Tuttavia, si prevede che i combustibili fossili scenderanno al 54 per cento della produzione globale nel 2026. Questo calo rappresenterebbe una «pietra miliare importante», ha affermato Eren Çam, uno degli autori del rapporto. Gli autori del rapporto, comunque, hanno messo in guardia sui potenziali punti critici che potrebbero attenuare le tendenze verso l’energia pulita. Ad esempio, lo scorso anno le condizioni di siccità e la precoce fusione delle nevi hanno indebolito la produzione di energia idroelettrica in tutto il mondo.
La barriera corallina più grande
Contrariamente a quanto si potrebbe pensare la più grande barriera corallina finora conosciuta si trova nell’oceano Atlantico, esattamente nel Blake Plateau al largo della costa sud-orientale degli Stati Uniti, e finalmente è stata completamente mappata per la prima volta. Si estende su una superficie di circa 27.000 km² e si distende a una profondità compresa tra i 200 e i 1.000 m dalla superficie del mare.

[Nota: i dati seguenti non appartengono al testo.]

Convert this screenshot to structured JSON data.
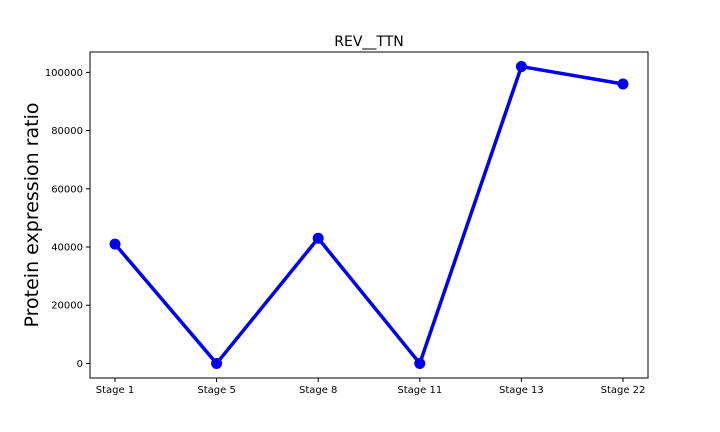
{
  "chart_data": {
    "type": "line",
    "title": "REV__TTN",
    "xlabel": "",
    "ylabel": "Protein expression ratio",
    "categories": [
      "Stage 1",
      "Stage 5",
      "Stage 8",
      "Stage 11",
      "Stage 13",
      "Stage 22"
    ],
    "series": [
      {
        "values": [
          41000,
          0,
          43000,
          0,
          102000,
          96000
        ],
        "color": "#0000ee"
      }
    ],
    "ylim": [
      -5000,
      107000
    ],
    "yticks": [
      0,
      20000,
      40000,
      60000,
      80000,
      100000
    ],
    "ytick_labels": [
      "0",
      "20000",
      "40000",
      "60000",
      "80000",
      "100000"
    ],
    "grid": false,
    "legend": "none"
  }
}
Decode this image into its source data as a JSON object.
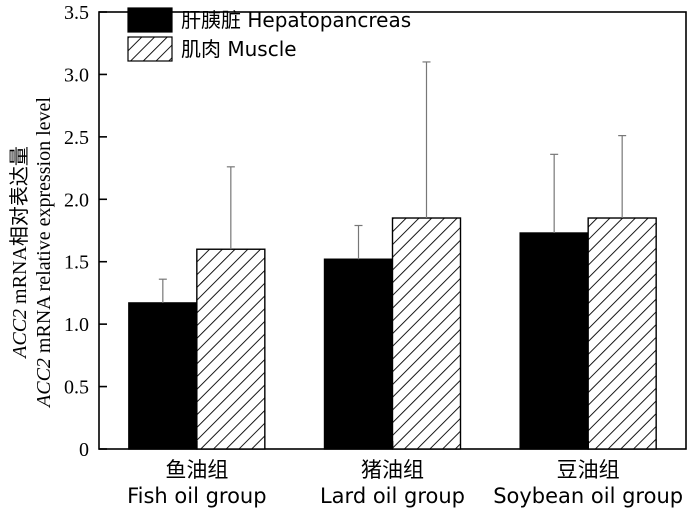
{
  "chart_data": {
    "type": "bar",
    "categories": [
      {
        "zh": "鱼油组",
        "en": "Fish oil group"
      },
      {
        "zh": "猪油组",
        "en": "Lard oil group"
      },
      {
        "zh": "豆油组",
        "en": "Soybean oil group"
      }
    ],
    "series": [
      {
        "name": "肝胰脏 Hepatopancreas",
        "values": [
          1.17,
          1.52,
          1.73
        ],
        "errors": [
          0.19,
          0.27,
          0.63
        ],
        "fill": "solid",
        "color": "#000000"
      },
      {
        "name": "肌肉 Muscle",
        "values": [
          1.6,
          1.85,
          1.85
        ],
        "errors": [
          0.66,
          1.25,
          0.66
        ],
        "fill": "hatched",
        "color": "#ffffff"
      }
    ],
    "ylabel_line1": "ACC2 mRNA相对表达量",
    "ylabel_line2": "ACC2 mRNA relative expression level",
    "ylim": [
      0,
      3.5
    ],
    "yticks": [
      "0",
      "0.5",
      "1.0",
      "1.5",
      "2.0",
      "2.5",
      "3.0",
      "3.5"
    ],
    "legend_position": "top-left",
    "grid": false
  }
}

Per realizzare questa impresa sottomarina sono state necessarie 23 missioni scientifiche subacquee e 31 campagne di rilevamento sonar realizzate in superficie dall’Amministrazione nazionale per gli oceani e l’atmosfera (Noaa) degli Stati Uniti. I risultati sono stati pubblicati sulla rivista Geomatics. Spiega Kasey Cantwell, responsabile delle operazioni oceaniche del Noaa: «Ci sono voluti più di dieci anni di esplorazione sottomarina per capire che quel plateau è costituito da uno dei più grandi habitat di barriera corallina in acque profonde presenti sul nostro pianeta. È possibile che ce ne siano altri, ma quello è davvero molto importante».
C’è una grande varietà di coralli che per la maggior parte non vive con alghe colorate come è tipico delle barriere coralline più vicine alla superficie del mare, e questo le rende più pallide rispetto alle loro cugine.
Pur tuttavia sono un mondo incredibile di riparo e protezione per una vastissima varietà di pesci e invertebrati. Lungo la direzione della corrente della Florida e la corrente del Golfo sono stati individuati gli ammassi di corallo più densi ed estesi, e questo grazie al fatto che vi sono correnti calde che trasportano importanti quantità di sostanze nutrienti.